À pergunta direta de Jesus, “- Quer riqueza ou salvação?”, Moleza não titubeia e responde talqualmente João Soldado:
Quero que neste surrão
Tudo que eu mandar entrar
Entre no mesmo momento
Sem fugir nem recusar,
Seja coisa viva ou morta,
Só saia quando eu mandar.
Já em O ferreiro das três idades, de Natanael de Lima, a personagem principal tem o nome de Pobreza, o que pode ser interpretado como uma personificação ou mesmo uma alegoria, pois a cadela do ferreiro chama-se Miséria. Pobreza, como João Soldado, é contemporâneo de Jesus, que, sabendo do estado de penúria que vivia o ferreiro, vai visitá-lo. Pobreza o hospeda em sua casa, mas, como não possui uma cama sequer, Jesus dorme no chão. No outro dia, respondendo às queixas e pedidos de desculpas do ferreiro, o divino mestre assim se reporta:
... Pobreza,
É triste a tua missão!
Então pede-me três coisas,
Que darei de coração –
Diz-me se queres riqueza,
Vida longa e salvação.
Como os antecessores, Pobreza renega a salvação e a riqueza, mas fará três pedidos que serão cruciais, quando, num futuro embate com o Diabo, conseguirá as três idades a que o título alude. O primeiro pedido:
Pobreza disse: - Eu não quero
Essa tua salvação –
Quero é que quem se sentar
Aqui neste meu pilão
Só possa se levantar
Com minha autorização.
No segundo pedido, ele descarta a riqueza:
- Riqueza também não quero
Que me acostumei pedir –
Quero que naquele pau,
A pessoa que subir
Dele só possa descer
Quando eu manda-lo sair!
Jesus então aconselha-o a pedir mais anos de vida, mas ele reluta novamente:
- Senhor, eu também não quero
Que aumente mais a minha vida –
Quero é que quem penetrar
No meu quarto de dormida
Fique lá preso até quando
Eu der ordem de saída.
Em Jesus, São Pedro e o ferreiro rei dos jogadores, de Manoel Caboclo e Silva, há o mesmo motivo de hospedagem das duas personagens sagradas e o pagamento que, dada a escolha (“ser o rei dos jogadores/ ou ganhar a salvação”), levanta a mesma questão da eterna luta entre o espiritual e o material, o cósmico e o telúrico.
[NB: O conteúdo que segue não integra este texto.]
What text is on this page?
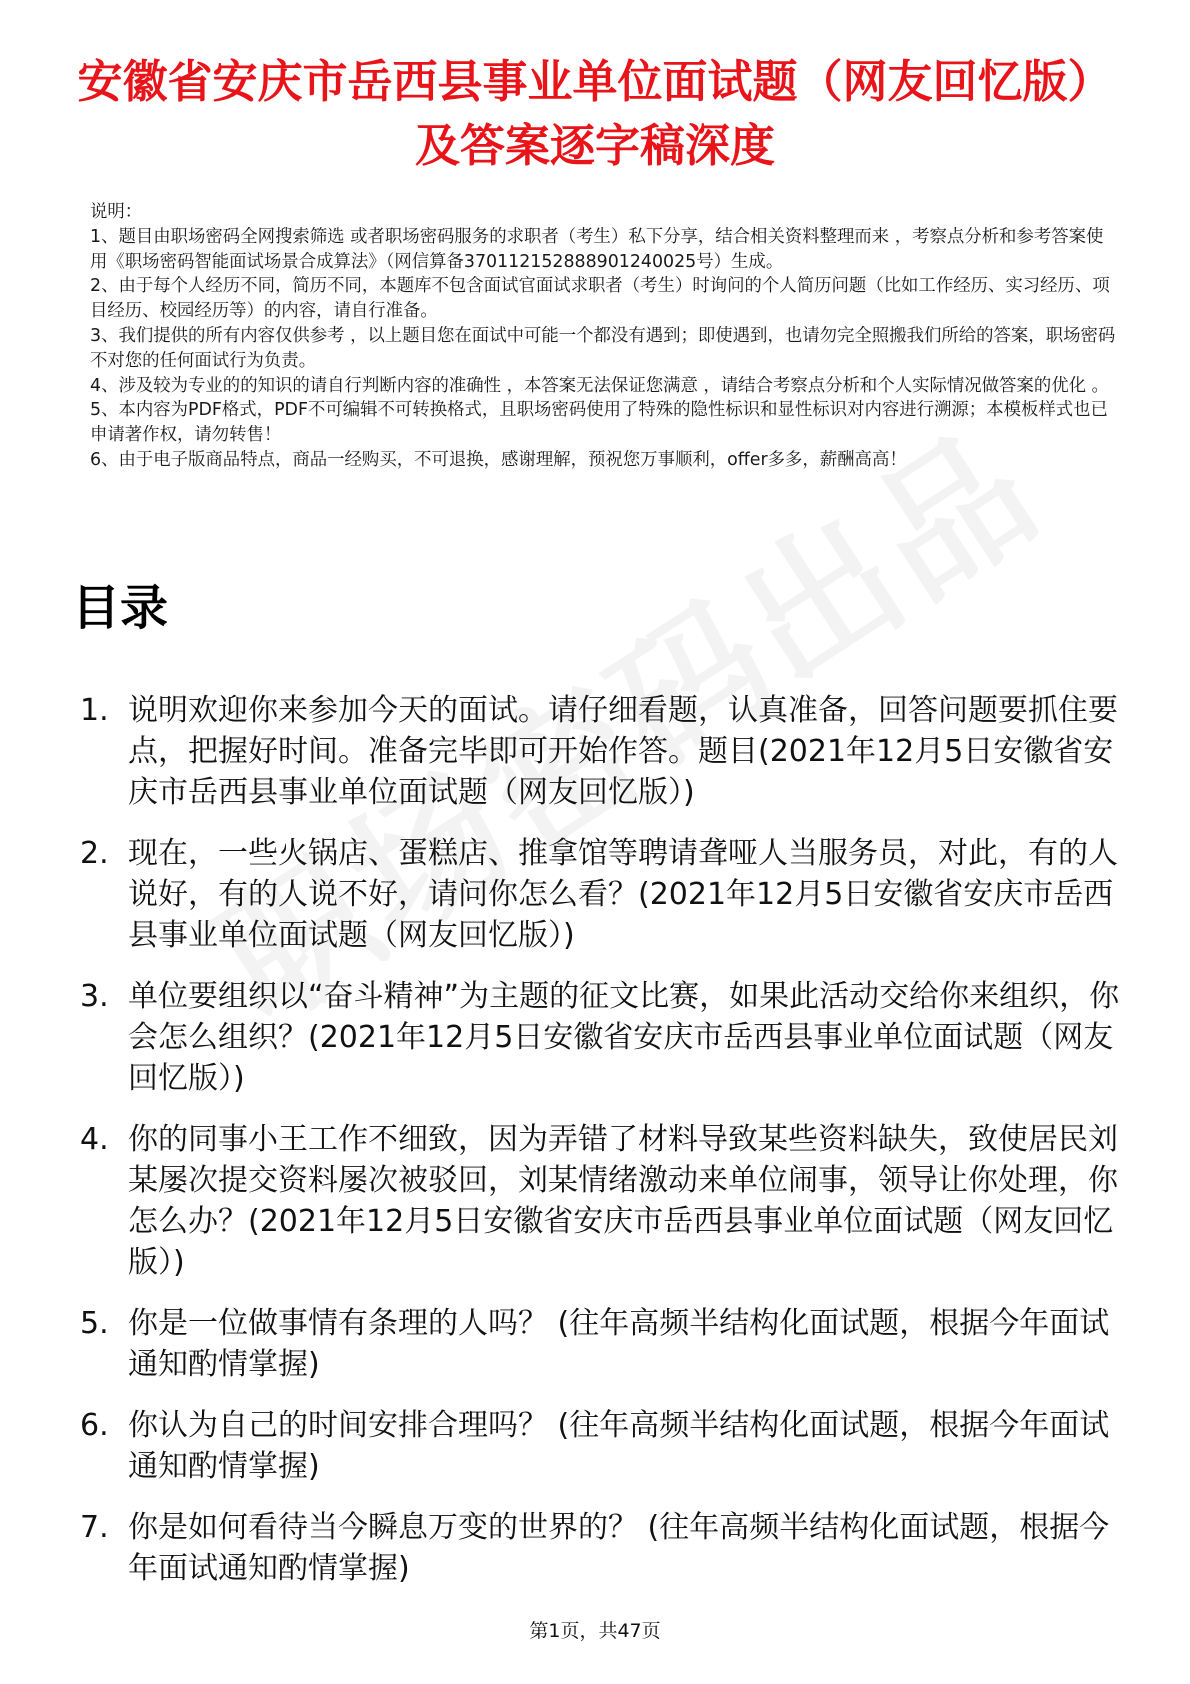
安徽省安庆市岳西县事业单位面试题（网友回忆版）及答案逐字稿深度

说明：

1、题目由职场密码全网搜索筛选 或者职场密码服务的求职者（考生）私下分享，结合相关资料整理而来 ，考察点分析和参考答案使用《职场密码智能面试场景合成算法》（网信算备370112152888901240025号）生成。

2、由于每个人经历不同，简历不同，本题库不包含面试官面试求职者（考生）时询问的个人简历问题（比如工作经历、实习经历、项目经历、校园经历等）的内容，请自行准备。

3、我们提供的所有内容仅供参考 ，以上题目您在面试中可能一个都没有遇到；即使遇到，也请勿完全照搬我们所给的答案，职场密码不对您的任何面试行为负责。

4、涉及较为专业的的知识的请自行判断内容的准确性 ，本答案无法保证您满意 ，请结合考察点分析和个人实际情况做答案的优化 。

5、本内容为PDF格式，PDF不可编辑不可转换格式，且职场密码使用了特殊的隐性标识和显性标识对内容进行溯源；本模板样式也已申请著作权，请勿转售！

6、由于电子版商品特点，商品一经购买，不可退换，感谢理解，预祝您万事顺利，offer多多，薪酬高高！

目录
1. 说明欢迎你来参加今天的面试。请仔细看题，认真准备，回答问题要抓住要点，把握好时间。准备完毕即可开始作答。题目(2021年12月5日安徽省安庆市岳西县事业单位面试题（网友回忆版）)
2. 现在，一些火锅店、蛋糕店、推拿馆等聘请聋哑人当服务员，对此，有的人说好，有的人说不好，请问你怎么看？(2021年12月5日安徽省安庆市岳西县事业单位面试题（网友回忆版）)
3. 单位要组织以“奋斗精神”为主题的征文比赛，如果此活动交给你来组织，你会怎么组织？(2021年12月5日安徽省安庆市岳西县事业单位面试题（网友回忆版）)
4. 你的同事小王工作不细致，因为弄错了材料导致某些资料缺失，致使居民刘某屡次提交资料屡次被驳回，刘某情绪激动来单位闹事，领导让你处理，你怎么办？(2021年12月5日安徽省安庆市岳西县事业单位面试题（网友回忆版）)
5. 你是一位做事情有条理的人吗？ (往年高频半结构化面试题，根据今年面试通知酌情掌握)
6. 你认为自己的时间安排合理吗？ (往年高频半结构化面试题，根据今年面试通知酌情掌握)
7. 你是如何看待当今瞬息万变的世界的？ (往年高频半结构化面试题，根据今年面试通知酌情掌握)
第1页，共47页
O ferreiro, obviamente, preferirá ser o rei dos jogadores e se valerá deste dom para derrotar o Diabo. Pois bem, agora que conhecemos os mesmos motivos – uma dádiva milagrosa – e tipo – o homem que troca a salvação pela possibilidade de se destacar entre os vivos – voltemos a João Soldado.
Após conceder-lhe o dom, Jesus abençoa o soldado e segue para a Galiléia. João, já na Judéia, passa em frente a um hotel (o anacronismo na literatura de cordel é fascinante), “Onde tinha um lombo frito”. É este o primeiro milagre, pois, assim que João o chama, o “lombo” vai parar no bornal. Em seguida, João atrai um grande pão numa “padaria/ dum sovino tubarão”. Para evitar confusões, de acordo com os mores nordestinos, o autor faz questão de explicar que a atitude do soldado nada tinha de ilícita:
João fartou-se de comer
no bornal misterioso
porém não era roubando
é porque foi caridoso
e tudo isso eram obras
do grande Deus poderoso.
Em seguida, João chega a uma fazenda “dum rico bem pabulento” onde pede aposento, o que lhe é negado. Contudo, o rico lhe aponta um velho sobrado assombrado por um fantasma. Lá, ele deparará com todo o tipo de visão. Por fim, a alma condenada aparece e começa a desmontar-se, sempre se dirigindo ao soldado: “Seu João, eu quero cair!”, despencando todas as partes do corpo, que depois se reúnem. Trata-se de uma alma penada que, graças à coragem de João Soldado, é salva do inferno. Há versões orais desta estória em que não há nenhuma alma penada mas uma legião de diabos a quem João aprisiona no saco e espanca impiedosamente. Na adaptação de Teodoro, a alma, para purificar-se de seu pecado, a avareza, presenteia João com três caixões de moedas de ouro, enterrados na casa. No Nordeste, são muito comuns as estórias de tesouros oferecidos aos vivos por almas penadas. O mesmo motivo se repete em outras obras de cordel como O príncipe João Sem-Medo e a princesa da Ilha dos Diamantes, de Francisco Sales de Areda, e O gigante Quebra-osso e o Castelo mal-assombrado, que Minelvino Francisco Silva adaptou de um conto popular em que, em algumas versões, o Bocage folclórico aparece como herói.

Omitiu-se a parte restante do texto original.